12-Mar-2010 10:35 AM

IATA halves industry loss outlook to USD2.8 billion in 2010, but sees two speed recovery

IATA releases its Mar-2010 airline industry outlook, cutting its forecast for losses in 2010 from USD5.6 billion (made in Dec-2009) to USD2.8 billion. IATA also lowered its 2009 loss estimate from USD11.0 billion to USD9.4 billion. The recovery is “two speed”, according to IATA, with growth concentrated in emerging markets in Asia, Latin America and the Middle East, with airlines in developed markets facing more sluggish market growth.

  • Forecast highlights:
    • Demand:
      • Passenger: Growth of 5.6% in 2010, compared to a 2.9% decline in 2009. Previous forecast of 4.5%.
      • Cargo: Growth of 12% in 2010, compared to an 11.1% decline in 2009. Previous forecast of 7.0%;
    • Yield:
      • Passenger: +2%, compared to a 14% decline in 2010;
      • Cargo: +3%, compared to a 14% decline in 2010;
    • Premium travel: Appears to be following a cyclical recovery in volumes, which are now 17% below 2008 peak.

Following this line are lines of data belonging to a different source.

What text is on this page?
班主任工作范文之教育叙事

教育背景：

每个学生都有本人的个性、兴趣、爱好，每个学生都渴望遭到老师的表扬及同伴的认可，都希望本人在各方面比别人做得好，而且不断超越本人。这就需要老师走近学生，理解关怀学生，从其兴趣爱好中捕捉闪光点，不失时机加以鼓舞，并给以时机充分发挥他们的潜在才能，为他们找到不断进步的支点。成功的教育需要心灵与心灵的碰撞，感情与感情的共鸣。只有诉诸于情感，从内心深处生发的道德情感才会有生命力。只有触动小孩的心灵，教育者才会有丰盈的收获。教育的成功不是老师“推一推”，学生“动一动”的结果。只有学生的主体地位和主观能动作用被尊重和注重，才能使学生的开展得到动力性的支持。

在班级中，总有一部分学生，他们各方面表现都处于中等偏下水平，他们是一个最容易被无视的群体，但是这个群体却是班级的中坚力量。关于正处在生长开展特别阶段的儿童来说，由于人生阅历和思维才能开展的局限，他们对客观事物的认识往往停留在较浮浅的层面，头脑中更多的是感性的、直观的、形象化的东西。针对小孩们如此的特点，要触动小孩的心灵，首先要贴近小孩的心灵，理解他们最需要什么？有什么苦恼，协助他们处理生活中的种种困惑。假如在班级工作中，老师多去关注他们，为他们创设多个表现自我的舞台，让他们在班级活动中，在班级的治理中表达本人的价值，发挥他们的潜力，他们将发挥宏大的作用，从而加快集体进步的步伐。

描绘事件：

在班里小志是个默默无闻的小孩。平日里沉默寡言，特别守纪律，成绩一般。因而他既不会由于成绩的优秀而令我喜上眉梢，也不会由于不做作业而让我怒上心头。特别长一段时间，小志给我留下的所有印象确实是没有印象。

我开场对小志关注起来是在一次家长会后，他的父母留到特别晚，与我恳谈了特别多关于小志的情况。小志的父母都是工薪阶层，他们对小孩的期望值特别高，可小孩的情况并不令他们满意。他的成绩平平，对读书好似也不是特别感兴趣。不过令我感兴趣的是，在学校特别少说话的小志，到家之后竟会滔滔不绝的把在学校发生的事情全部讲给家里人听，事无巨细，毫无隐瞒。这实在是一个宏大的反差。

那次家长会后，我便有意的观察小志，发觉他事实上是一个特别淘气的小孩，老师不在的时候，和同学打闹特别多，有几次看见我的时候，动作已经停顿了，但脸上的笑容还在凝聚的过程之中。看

Premium yields 20% below peak and “may be suffering a structural shift”;
    • Revenue: +9% to USD522 billion, USD44 billion higher than earlier forecast. Now “half way to recovery”.
  • Regional forecast:
    • Asia-Pacific: USD900 million profit, compared to USD2.9 billion loss in 2009. Demand expected to increase 12%. Recovery driven by China. Particularly strong cargo market;
    • Latin America: USD800 million profit, matching 2009. Demand expected to increase 12.2% in 2010.
    • Europe: USD2.2 billion loss, compared to USD3.8 billion loss in 2009. Demand forecast to increase 4.2% in 2010;
    • North America: USD1.8 billion loss, compared to USD3.1 billion loss in 2009. Demand forecast to increase 6.2% in 2010;
    • Middle East: USD400 million loss. Demand forecast to increase 15.2% in 2010;
    • Africa: US100 million loss, compared to USD200 million loss in 2009. Demand forecast to increase 7.4% in 2010.

IATA: “We are seeing a definite two-speed industry. Asia and Latin America are driving the recovery. The weakest international markets are North Atlantic and intra-Europe which have continuously contracted since mid-2008… Important fundamentals are moving in the right direction. Demand is improving. The industry has been wise in managing capacity. Prices are beginning to align with the costs—premium travel aside. We can be optimistic but with due caution. Important risks remain. Oil is a wild-card, over-capacity is still a danger, and costs must be kept under control—throughout the value chain and with labour,” Giovanni Bisignani, Director General and CEO. Source: IATA, 11-Mar-2010.